L. 457.  >
À Charles Spon,
le 12 décembre 1656

< Monsieur, > [a][1]

Je viens d’apprendre que les jésuites [2] ont obtenu un arrêt du Conseil d’en haut, [3] par lequel il est défendu à qui que ce soit de plus écrire contre eux, et principalement à ceux du Port-Royal [4] que ces passefins appellent jansénistes [5] et par modestie chrétienne, hérétiques recuits et renforcés ; et même, il est défendu à qui que ce soit de lire de tels écrits diffamatoires de la bonne renommée de ces bons pères nés pour tourmenter les gens de bien, ce qu’ils font pour empêcher le cours de ces bonnes lettres [6] que j’ai céans pour vous envoyer, et à M. Gras notre bon ami. [1] J’en ai 15 et une réponse à la 12e. On dit qu’il en viendra encore une, et puis après que l’auteur se reposera en amassant toujours de nouvelles matières, donec immutatio veniat[2][7] en cas que les bons pères aient alors fait signifier et publier leur arrêt de défense ; ce qu’on dit qu’ils ne feront qu’après que le P. Annat, [8] confesseur du roi, aura achevé le livre auquel il travaille pour réponse à ces belles lettres qui leur font tant de peine et qui mettent tant d’ignominie sur leur front. [3]
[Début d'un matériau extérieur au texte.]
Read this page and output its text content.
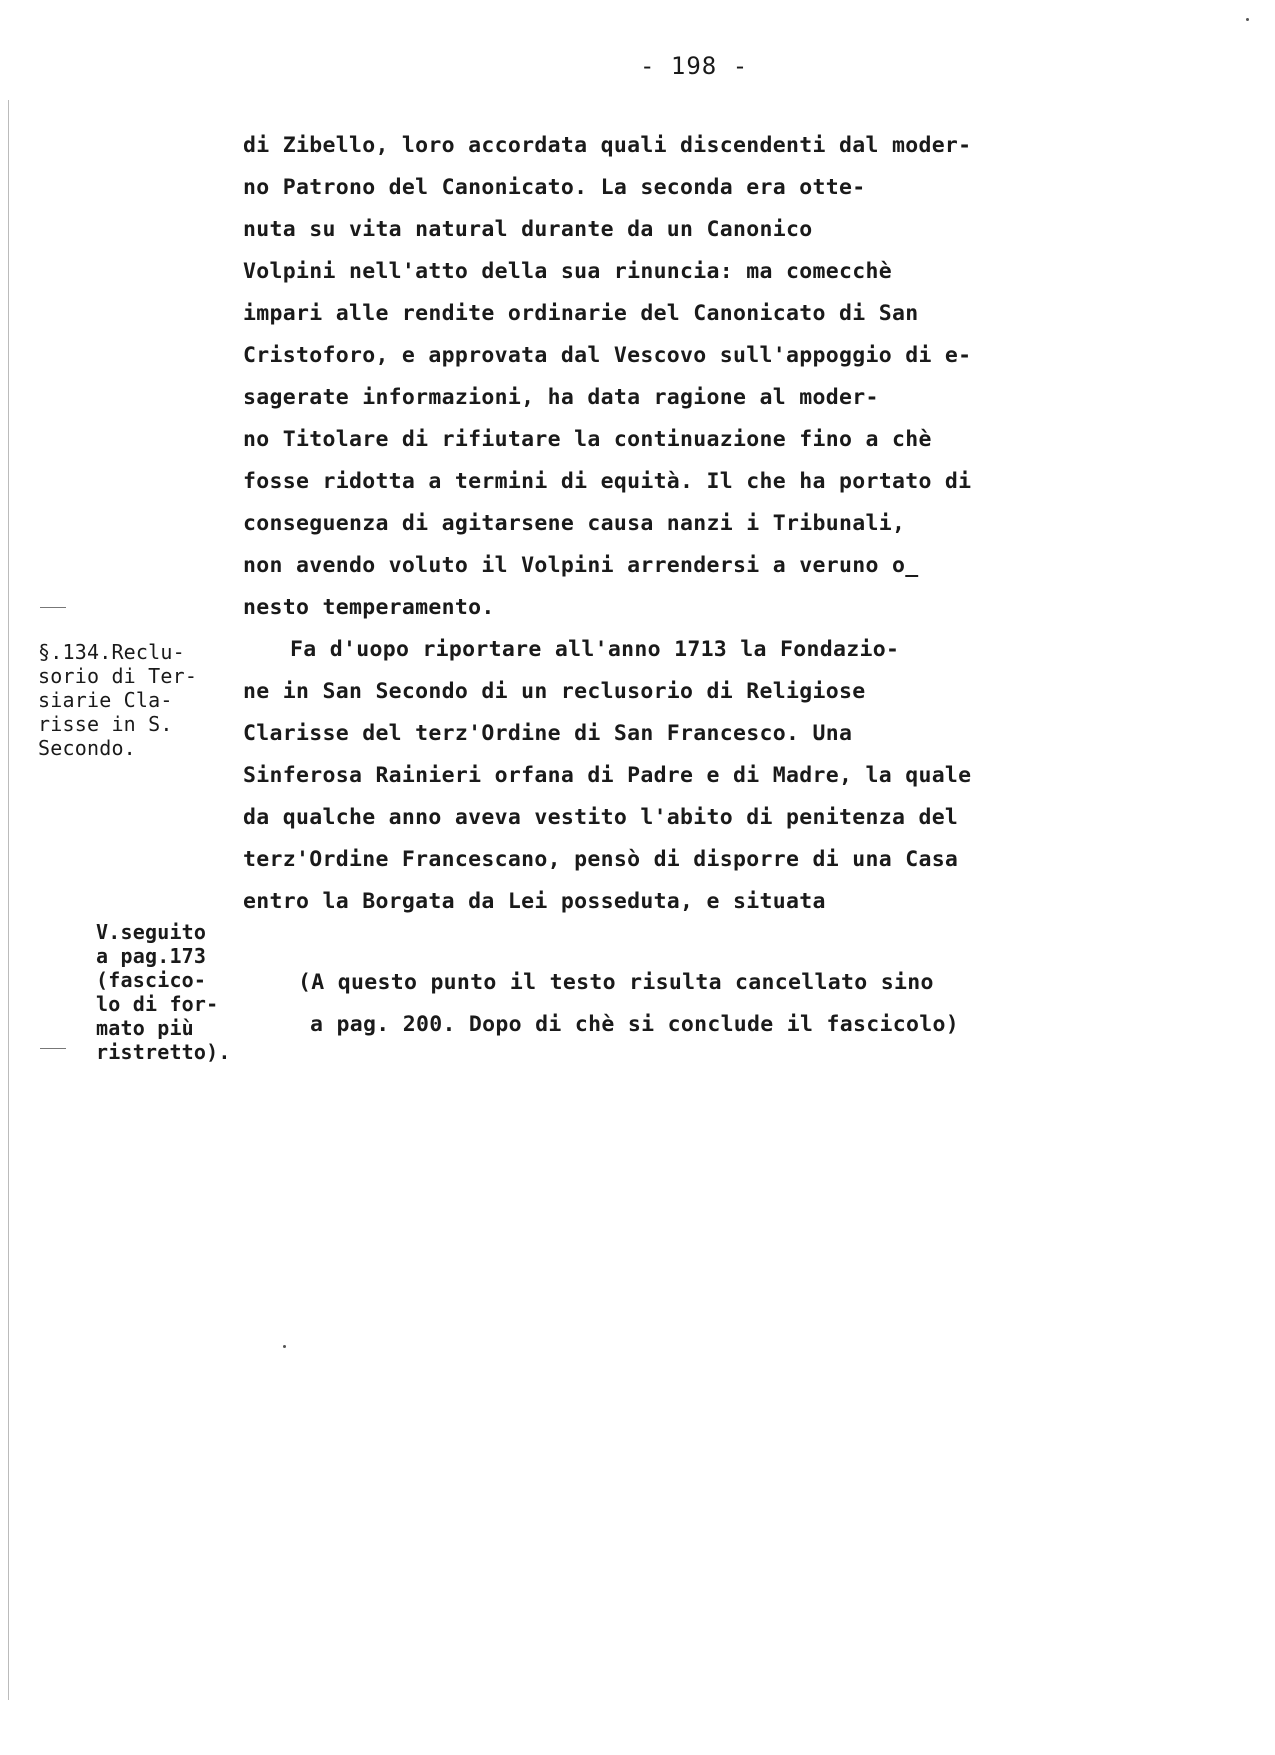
- 198 -
di Zibello, loro accordata quali discendenti dal moder-
no Patrono del Canonicato. La seconda era otte-
nuta su vita natural durante da un Canonico
Volpini nell'atto della sua rinuncia: ma comecchè
impari alle rendite ordinarie del Canonicato di San
Cristoforo, e approvata dal Vescovo sull'appoggio di e-
sagerate informazioni, ha data ragione al moder-
no Titolare di rifiutare la continuazione fino a chè
fosse ridotta a termini di equità. Il che ha portato di
conseguenza di agitarsene causa nanzi i Tribunali,
non avendo voluto il Volpini arrendersi a veruno o_
nesto temperamento.
Fa d'uopo riportare all'anno 1713 la Fondazio-
ne in San Secondo di un reclusorio di Religiose
Clarisse del terz'Ordine di San Francesco. Una
Sinferosa Rainieri orfana di Padre e di Madre, la quale
da qualche anno aveva vestito l'abito di penitenza del
terz'Ordine Francescano, pensò di disporre di una Casa
entro la Borgata da Lei posseduta, e situata
§.134.Reclu-
sorio di Ter-
siarie Cla-
risse in S.
Secondo.
V.seguito
a pag.173
(fascico-
lo di for-
mato più
ristretto).
(A questo punto il testo risulta cancellato sino
a pag. 200. Dopo di chè si conclude il fascicolo)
On mit hier dans la Bastille [9] un conseiller de la Cour nommé M. de Chenailles, [10] qui est de la prétendue réformée, avec un capitaine nommé le chevalier Des Prez, [11] à cause de certaines lettres surprises, par lesquelles ils sont accusés d’avoir quelque intelligence avec le prince de Condé [12] pour lui faire livrer Saint-Quentin [13] en Picardie. [4]

Il semble que toute la nature travaille à chercher les moyens de ruiner cette grandeur de la superbe et sourcilleuse Maison d’Espagne, et néanmoins on n’en peut venir à bout. Les jésuites disent que c’est permission de Dieu, je le crois aussi, mais non pas dans leur sens : Dieu se sert des Espagnols comme des bourreaux pour affliger le monde et éprouver la patience des gens de bien ; et par même raison, il endure qu’il soit des jésuites et autres méchants larrons, traîtres, espions, hypocrites, usuriers, partisans et autres pestes du siècle ; addo verum [5] que les gens de bien ont beaucoup à souffrir dans ce monde pour la quantité des méchants qui y dominent fort tyranniquement.
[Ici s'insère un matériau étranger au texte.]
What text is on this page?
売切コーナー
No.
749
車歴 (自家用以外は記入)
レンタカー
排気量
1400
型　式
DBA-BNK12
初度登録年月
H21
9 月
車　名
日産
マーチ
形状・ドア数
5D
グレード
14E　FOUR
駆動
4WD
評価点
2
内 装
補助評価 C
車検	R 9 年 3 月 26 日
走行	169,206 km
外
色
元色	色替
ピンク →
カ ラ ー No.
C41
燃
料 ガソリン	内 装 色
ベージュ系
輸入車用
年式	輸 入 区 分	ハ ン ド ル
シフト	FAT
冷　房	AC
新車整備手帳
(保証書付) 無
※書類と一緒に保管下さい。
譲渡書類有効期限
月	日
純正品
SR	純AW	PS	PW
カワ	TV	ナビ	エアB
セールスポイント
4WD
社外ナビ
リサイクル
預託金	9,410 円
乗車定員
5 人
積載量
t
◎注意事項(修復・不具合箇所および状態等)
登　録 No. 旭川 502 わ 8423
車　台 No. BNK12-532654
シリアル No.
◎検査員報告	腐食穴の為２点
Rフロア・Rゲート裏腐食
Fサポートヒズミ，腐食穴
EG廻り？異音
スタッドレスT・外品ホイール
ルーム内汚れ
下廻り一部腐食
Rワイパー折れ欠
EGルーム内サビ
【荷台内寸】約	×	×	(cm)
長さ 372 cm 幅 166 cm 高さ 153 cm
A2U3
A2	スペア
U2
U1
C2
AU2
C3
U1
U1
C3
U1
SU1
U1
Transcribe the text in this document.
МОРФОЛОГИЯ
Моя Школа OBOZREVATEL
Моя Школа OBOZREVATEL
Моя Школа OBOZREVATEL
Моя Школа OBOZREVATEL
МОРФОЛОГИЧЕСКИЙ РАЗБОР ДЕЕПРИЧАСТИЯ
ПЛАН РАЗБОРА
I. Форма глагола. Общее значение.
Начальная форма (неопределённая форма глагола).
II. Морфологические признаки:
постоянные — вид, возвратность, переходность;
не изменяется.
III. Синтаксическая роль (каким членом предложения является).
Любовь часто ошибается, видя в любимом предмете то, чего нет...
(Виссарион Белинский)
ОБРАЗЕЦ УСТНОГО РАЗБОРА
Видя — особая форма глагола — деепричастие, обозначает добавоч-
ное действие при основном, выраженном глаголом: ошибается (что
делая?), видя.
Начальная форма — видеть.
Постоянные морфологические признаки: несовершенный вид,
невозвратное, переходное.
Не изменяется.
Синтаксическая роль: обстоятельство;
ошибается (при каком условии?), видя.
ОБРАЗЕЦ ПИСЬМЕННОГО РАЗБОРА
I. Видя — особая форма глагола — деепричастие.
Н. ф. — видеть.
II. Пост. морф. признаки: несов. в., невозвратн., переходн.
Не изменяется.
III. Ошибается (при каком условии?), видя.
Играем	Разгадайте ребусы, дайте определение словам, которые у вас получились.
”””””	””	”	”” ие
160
Aujourd’hui Messieurs les Gens du roi sont entrés dans la Grand’Chambre et ont demandé que le Parlement nommât des commissaires pour examiner et faire le procès aux deux ci-dessus nommés, ce qui a été fait. On a député pour cela les doyen et sous-doyen de la Grand’Chambre, savoir MM. Ferrand [14] et Champrond, [15] et M. Magdelaine, [16] conseiller aux Enquêtes qui est de même religion que M. de Chenailles, qui est l’accusé ; mais ce troisième s’en est excusé, disant qu’il est son allié. [6] On a mandé les prisonniers de la Bastille [17] à la Conciergerie [18] et leur procès est sur le bureau. Un courrier a apporté ici la nouvelle de la mort du roi de Portugal [19] dont la veuve est reconnue régente, [7][20][21] et le fils roi, [22] qui est manchot. [8] Le cardinal Mazarin [23] produit contre M. de Chenailles huit lettres écrites de sa propre main au prince de Condé. Il a été interrogé, on dit qu’il se défend fort mal. Je vous donne le bonjour et suis, Monsieur, votre très humble, etc.
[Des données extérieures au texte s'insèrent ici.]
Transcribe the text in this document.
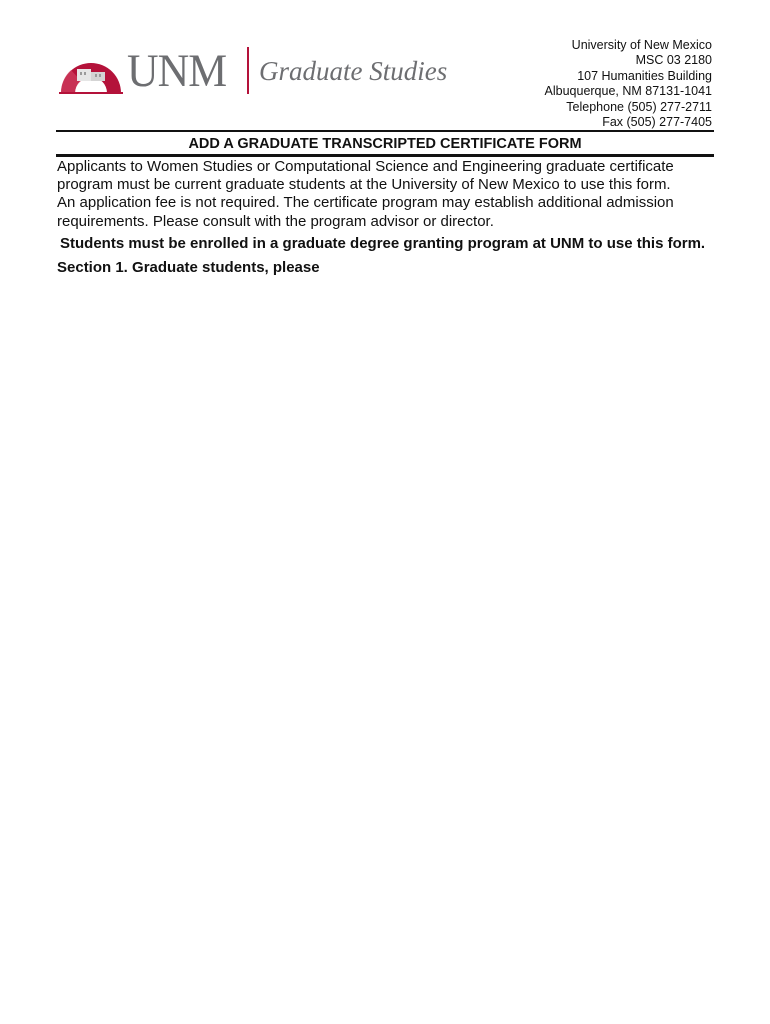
UNM Graduate Studies
University of New Mexico
MSC 03 2180
107 Humanities Building
Albuquerque, NM 87131-1041
Telephone (505) 277-2711
Fax (505) 277-7405
ADD A GRADUATE TRANSCRIPTED CERTIFICATE FORM
Applicants to Women Studies or Computational Science and Engineering graduate certificate
program must be current graduate students at the University of New Mexico to use this form.
An application fee is not required. The certificate program may establish additional admission
requirements. Please consult with the program advisor or director.
Students must be enrolled in a graduate degree granting program at UNM to use this form.
Section 1. Graduate students, please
Paris, ce 12e de décembre 1656.


a.

Reveillé-Parise, no cclxciv (tome ii, pages 267‑269).

1.

Les Provinciales de Blaise Pascal, alors en cours d’écriture et de diffusion, v. note [23], lettre 446.

2.

Job (14:14) :

Putasne mortuus homo rursum vivat ? cunctis diebus quibus nunc milito, expecto donec veniat immutatio mea.

[Ne crois-tu pas qu’une fois mort l’homme soit appelé à revivre ? Tous les jours où j’accomplis ma charge, j’attends jusqu’à ce que vienne un changement].

3.

V. note [24], lettre 458, pour les trois écrits antijansénistes que le jésuite François Annat a publiés en 1656-1657.

4.

En 1651, Claude Vallée, seigneur de Mérouville puis de Chenailles, avait été reçu conseiller au Parlement de Paris en la quatrième des Enquêtes, dont il se démit le 27 mars 1675. Il était cousin germain du magistrat et poète libertin Jacques iii Vallée, sieur Des Barreaux (v. note [13], lettre 868), et avait épousé en 1655 Magdelaine Hervart, nièce de Barthélemy (v. note [1], lettre 209) (Popoff, no 2412). V. note [1] du Patiniana 2, pour une description détaillée de la famille Vallée.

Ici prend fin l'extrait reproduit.